Strategic differences in thermal adaptation between two Drosophila species, D. virilis and D. immigrans

Preadult viability and developmental time at four different temperatures, heat and cold resistances of adult flies, effects of acclimatization on heat resistance, and preferred temperature of adult flies were compared between two species of Drosophila, D. virilis and D. immigrans. Four Japanese local populations were surveyed for each species. As compared with immigrans, virilis was higher in its ability to tolerate both heat and cold stresses and was viable over a broader temperature range. On the other hand, immigrans revealed a superior ability to acclimatize and a rigid preference for gradually changing thermal environment. Differences between geographical populations are remarkable for heat tolerance in virilis and cold tolerance in immigrans. In conclusion, thermal adaptation of virilis seems to be based on the high tolerance to extreme temperatures and that of immigrans mainly on the behavioural preference for viable temperatures.

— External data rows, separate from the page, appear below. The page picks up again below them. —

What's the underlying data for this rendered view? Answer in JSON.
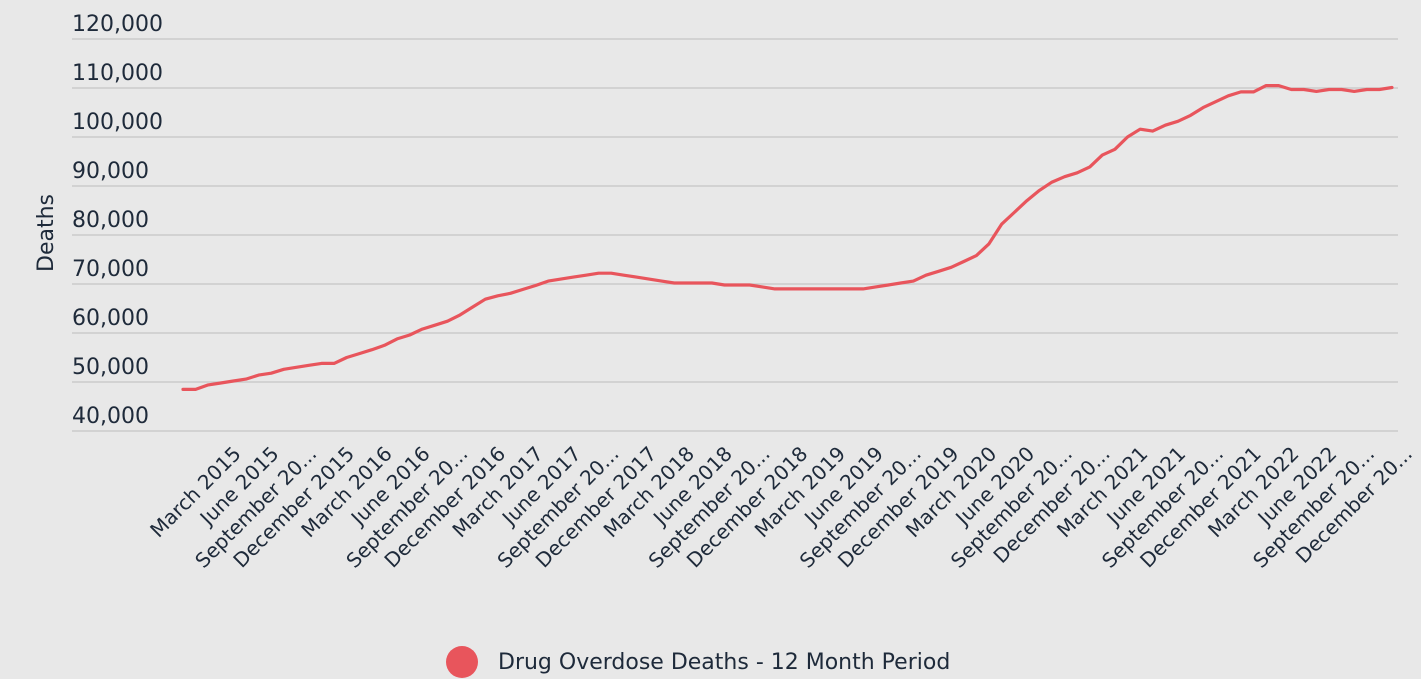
{
  "chart_data": {
    "type": "line",
    "title": "",
    "xlabel": "",
    "ylabel": "Deaths",
    "ylim": [
      40000,
      120000
    ],
    "yticks": [
      {
        "value": 40000,
        "label": "40,000"
      },
      {
        "value": 50000,
        "label": "50,000"
      },
      {
        "value": 60000,
        "label": "60,000"
      },
      {
        "value": 70000,
        "label": "70,000"
      },
      {
        "value": 80000,
        "label": "80,000"
      },
      {
        "value": 90000,
        "label": "90,000"
      },
      {
        "value": 100000,
        "label": "100,000"
      },
      {
        "value": 110000,
        "label": "110,000"
      },
      {
        "value": 120000,
        "label": "120,000"
      }
    ],
    "grid": true,
    "legend_position": "bottom-center",
    "x_tick_labels": [
      "March 2015",
      "June 2015",
      "September 20...",
      "December 2015",
      "March 2016",
      "June 2016",
      "September 20...",
      "December 2016",
      "March 2017",
      "June 2017",
      "September 20...",
      "December 2017",
      "March 2018",
      "June 2018",
      "September 20...",
      "December 2018",
      "March 2019",
      "June 2019",
      "September 20...",
      "December 2019",
      "March 2020",
      "June 2020",
      "September 20...",
      "December 20...",
      "March 2021",
      "June 2021",
      "September 20...",
      "December 2021",
      "March 2022",
      "June 2022",
      "September 20...",
      "December 20..."
    ],
    "x": [
      "2015-01",
      "2015-02",
      "2015-03",
      "2015-04",
      "2015-05",
      "2015-06",
      "2015-07",
      "2015-08",
      "2015-09",
      "2015-10",
      "2015-11",
      "2015-12",
      "2016-01",
      "2016-02",
      "2016-03",
      "2016-04",
      "2016-05",
      "2016-06",
      "2016-07",
      "2016-08",
      "2016-09",
      "2016-10",
      "2016-11",
      "2016-12",
      "2017-01",
      "2017-02",
      "2017-03",
      "2017-04",
      "2017-05",
      "2017-06",
      "2017-07",
      "2017-08",
      "2017-09",
      "2017-10",
      "2017-11",
      "2017-12",
      "2018-01",
      "2018-02",
      "2018-03",
      "2018-04",
      "2018-05",
      "2018-06",
      "2018-07",
      "2018-08",
      "2018-09",
      "2018-10",
      "2018-11",
      "2018-12",
      "2019-01",
      "2019-02",
      "2019-03",
      "2019-04",
      "2019-05",
      "2019-06",
      "2019-07",
      "2019-08",
      "2019-09",
      "2019-10",
      "2019-11",
      "2019-12",
      "2020-01",
      "2020-02",
      "2020-03",
      "2020-04",
      "2020-05",
      "2020-06",
      "2020-07",
      "2020-08",
      "2020-09",
      "2020-10",
      "2020-11",
      "2020-12",
      "2021-01",
      "2021-02",
      "2021-03",
      "2021-04",
      "2021-05",
      "2021-06",
      "2021-07",
      "2021-08",
      "2021-09",
      "2021-10",
      "2021-11",
      "2021-12",
      "2022-01",
      "2022-02",
      "2022-03",
      "2022-04",
      "2022-05",
      "2022-06",
      "2022-07",
      "2022-08",
      "2022-09",
      "2022-10",
      "2022-11",
      "2022-12",
      "2023-01"
    ],
    "series": [
      {
        "name": "Drug Overdose Deaths - 12 Month Period",
        "color": "#e8555c",
        "values": [
          48500,
          48500,
          49400,
          49800,
          50200,
          50600,
          51400,
          51800,
          52600,
          53000,
          53400,
          53800,
          53800,
          55000,
          55800,
          56600,
          57500,
          58800,
          59600,
          60800,
          61600,
          62400,
          63700,
          65300,
          66900,
          67600,
          68100,
          68900,
          69700,
          70600,
          71000,
          71400,
          71800,
          72200,
          72200,
          71800,
          71400,
          71000,
          70600,
          70200,
          70200,
          70200,
          70200,
          69800,
          69800,
          69800,
          69400,
          69000,
          69000,
          69000,
          69000,
          69000,
          69000,
          69000,
          69000,
          69400,
          69800,
          70200,
          70600,
          71800,
          72600,
          73400,
          74600,
          75800,
          78200,
          82200,
          84600,
          87000,
          89100,
          90800,
          91900,
          92700,
          93900,
          96300,
          97500,
          100000,
          101600,
          101200,
          102400,
          103200,
          104400,
          106000,
          107200,
          108400,
          109200,
          109200,
          110500,
          110500,
          109700,
          109700,
          109300,
          109700,
          109700,
          109300,
          109700,
          109700,
          110100
        ]
      }
    ]
  },
  "legend": {
    "label": "Drug Overdose Deaths - 12 Month Period",
    "color": "#e8555c"
  }
}
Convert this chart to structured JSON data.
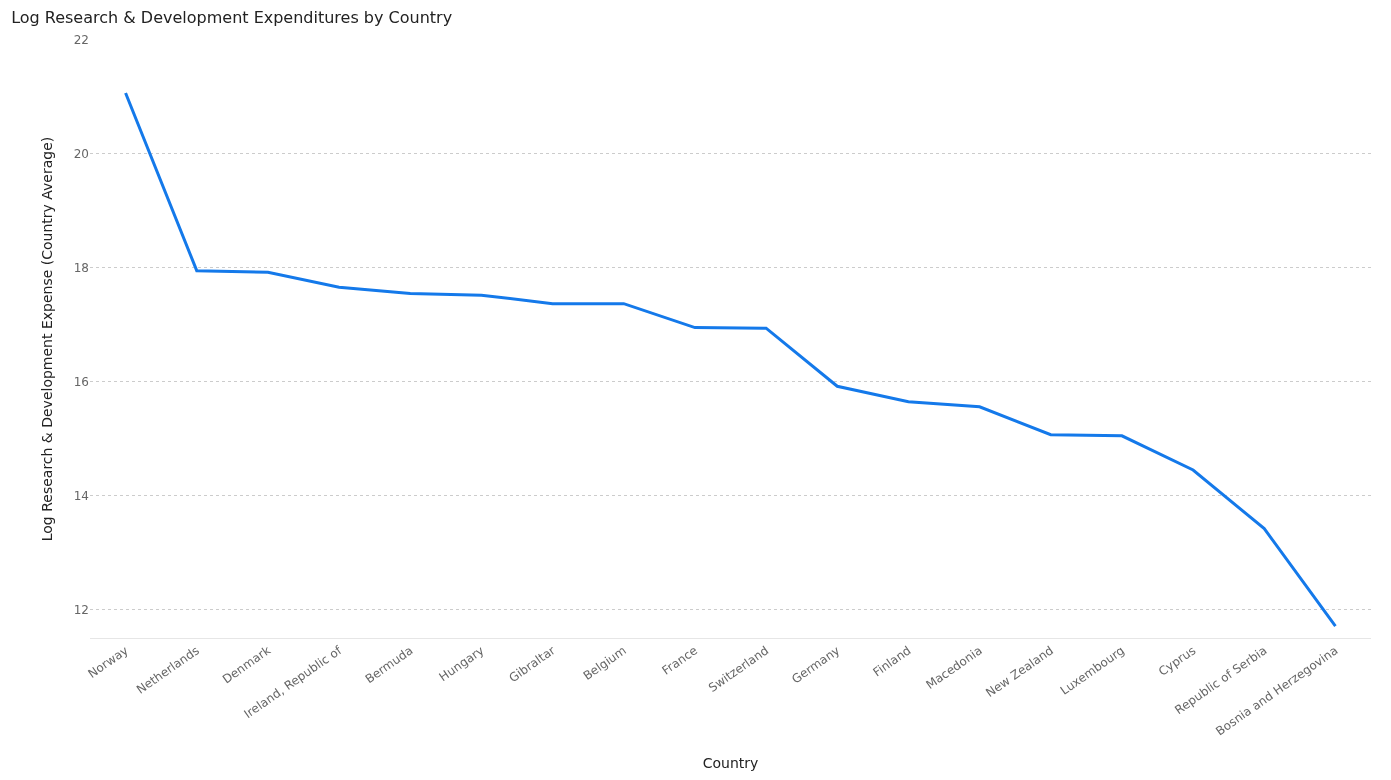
{
  "chart_data": {
    "type": "line",
    "title": "Log Research & Development Expenditures by Country",
    "xlabel": "Country",
    "ylabel": "Log Research & Development Expense (Country Average)",
    "categories": [
      "Norway",
      "Netherlands",
      "Denmark",
      "Ireland, Republic of",
      "Bermuda",
      "Hungary",
      "Gibraltar",
      "Belgium",
      "France",
      "Switzerland",
      "Germany",
      "Finland",
      "Macedonia",
      "New Zealand",
      "Luxembourg",
      "Cyprus",
      "Republic of Serbia",
      "Bosnia and Herzegovina"
    ],
    "series": [
      {
        "color": "#1479ea",
        "values": [
          21.07,
          17.95,
          17.92,
          17.66,
          17.55,
          17.52,
          17.37,
          17.37,
          16.95,
          16.94,
          15.92,
          15.65,
          15.56,
          15.07,
          15.05,
          14.45,
          13.42,
          11.71
        ]
      }
    ],
    "ylim": [
      11.5,
      22
    ],
    "yticks": [
      12,
      14,
      16,
      18,
      20,
      22
    ],
    "grid": "y",
    "line_style": "solid"
  }
}
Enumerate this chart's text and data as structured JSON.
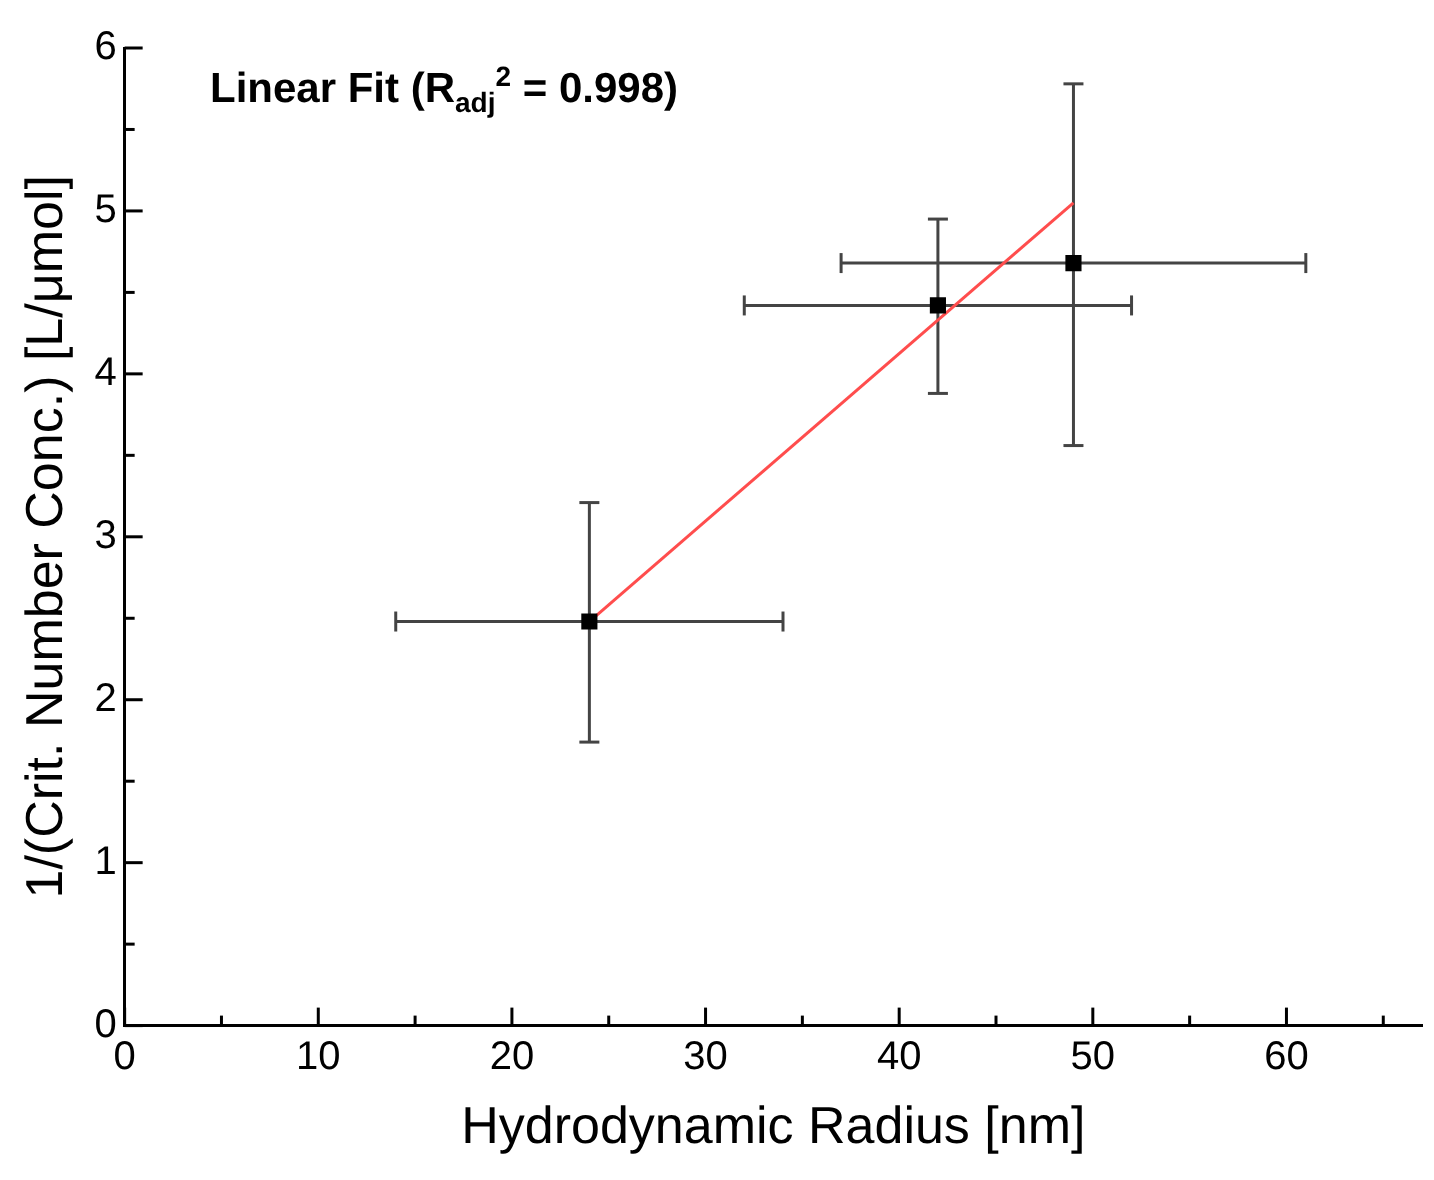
{
  "chart_data": {
    "type": "scatter",
    "xlabel": "Hydrodynamic Radius [nm]",
    "ylabel": "1/(Crit. Number Conc.) [L/μmol]",
    "annotations": [
      "Linear Fit (R$_{adj}$$^{2}$ = 0.998)"
    ],
    "xlim": [
      0,
      67
    ],
    "ylim": [
      0,
      6
    ],
    "xticks": [
      0,
      {
        "value": 5,
        "label": null
      },
      10,
      {
        "value": 15,
        "label": null
      },
      20,
      {
        "value": 25,
        "label": null
      },
      30,
      {
        "value": 35,
        "label": null
      },
      40,
      {
        "value": 45,
        "label": null
      },
      50,
      {
        "value": 55,
        "label": null
      },
      60,
      {
        "value": 65,
        "label": null
      }
    ],
    "yticks": [
      0,
      {
        "value": 0.5,
        "label": null
      },
      1,
      {
        "value": 1.5,
        "label": null
      },
      2,
      {
        "value": 2.5,
        "label": null
      },
      3,
      {
        "value": 3.5,
        "label": null
      },
      4,
      {
        "value": 4.5,
        "label": null
      },
      5,
      {
        "value": 5.5,
        "label": null
      },
      6
    ],
    "grid": false,
    "legend": false,
    "marker": "square",
    "series": [
      {
        "color": "#000000",
        "x": [
          24,
          42,
          49
        ],
        "values": [
          2.48,
          4.42,
          4.68
        ],
        "xerrors": [
          10,
          10,
          12
        ],
        "errors": [
          [
            1.74,
            3.21
          ],
          [
            3.88,
            4.95
          ],
          [
            3.56,
            5.78
          ]
        ]
      },
      {
        "type": "line",
        "color": "#ff4d4d",
        "x": [
          24,
          49
        ],
        "values": [
          2.48,
          5.05
        ],
        "marker": "none",
        "line_style": "solid"
      }
    ]
  }
}
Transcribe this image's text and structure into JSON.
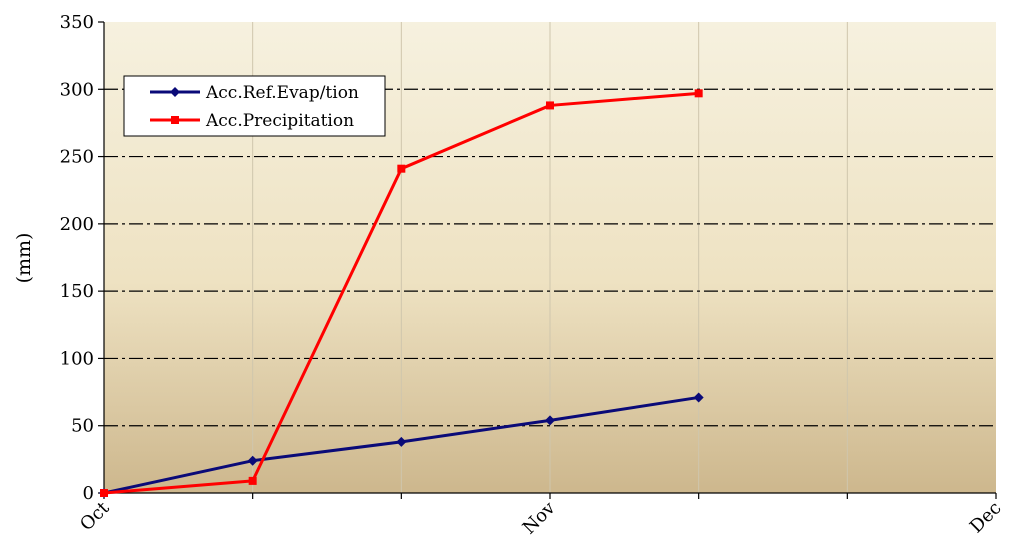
{
  "chart_data": {
    "type": "line",
    "title": "",
    "xlabel": "",
    "ylabel": "(mm)",
    "x_tick_labels": [
      "Oct",
      "Nov",
      "Dec"
    ],
    "x": [
      0,
      1,
      2,
      3,
      4
    ],
    "ylim": [
      0,
      350
    ],
    "yticks": [
      0,
      50,
      100,
      150,
      200,
      250,
      300,
      350
    ],
    "grid": true,
    "legend_position": "top-left",
    "series": [
      {
        "name": "Acc.Ref.Evap/tion",
        "color": "#0a0a78",
        "marker": "diamond",
        "values": [
          0,
          24,
          38,
          54,
          71
        ]
      },
      {
        "name": "Acc.Precipitation",
        "color": "#ff0000",
        "marker": "square",
        "values": [
          0,
          9,
          241,
          288,
          297
        ]
      }
    ]
  }
}
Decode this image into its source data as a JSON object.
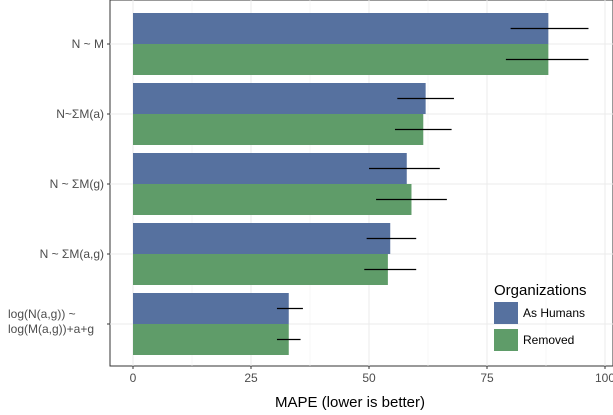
{
  "chart_data": {
    "type": "bar",
    "orientation": "horizontal",
    "categories": [
      "N ~ M",
      "N~ΣM(a)",
      "N ~ ΣM(g)",
      "N ~ ΣM(a,g)",
      [
        "log(N(a,g)) ~",
        "log(M(a,g))+a+g"
      ]
    ],
    "series": [
      {
        "name": "As Humans",
        "color": "#56719f",
        "values": [
          88,
          62,
          58,
          54.5,
          33
        ],
        "error_low": [
          80,
          56,
          50,
          49.5,
          30.5
        ],
        "error_high": [
          96.5,
          68,
          65,
          60,
          36
        ]
      },
      {
        "name": "Removed",
        "color": "#5f9c69",
        "values": [
          88,
          61.5,
          59,
          54,
          33
        ],
        "error_low": [
          79,
          55.5,
          51.5,
          49,
          30.5
        ],
        "error_high": [
          96.5,
          67.5,
          66.5,
          60,
          35.5
        ]
      }
    ],
    "xlabel": "MAPE (lower is better)",
    "ylabel": "",
    "xlim": [
      -5,
      100
    ],
    "xticks": [
      "0",
      "25",
      "50",
      "75",
      "100"
    ],
    "xtick_values": [
      0,
      25,
      50,
      75,
      100
    ],
    "grid": true,
    "legend": {
      "title": "Organizations",
      "position": "bottom-right",
      "entries": [
        "As Humans",
        "Removed"
      ]
    }
  }
}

Alcohol tolerance: An ecological parameter in the relative success of Drosophila melanogaster and Drosophila simulans

Laboratory experiments have shown D. melanogaster adults to be more tolerant to alcohol in the environment than D. simulans, with the females being more tolerant than the males of their species. Larval development on alcohol supplemented media also demonstrated an increased tolerance by D. melanogaster although the effect was not as clear cut as for the adult survival. Oviposition choice experiments demonstrated a marked rejection of alcohol impregnated laying sites by D. simulans when compared to standard medium sites. D. melanogaster showed a slight preference for alcohol supplemented sites.Collections in the maturation cellar of a vineyard produced, with the exception of a single D. simulans fly, entirely D. melanogaster adults while larvae and pupae from the cellar were also all D. melanogaster. Away from the alcohol resource, outside the cellar, both species were collected with D. simulans being the more common. However, the outside distribution of the two species was affected by alcohol fumes during vintage, as was the distribution of the sexes of D. melanogaster, with the more tolerant species or sex being closer to the source. The field results were thus in agreement with the laboratory predictions that D. melanogaster is better able to utilize an alcohol resource than D. simulans.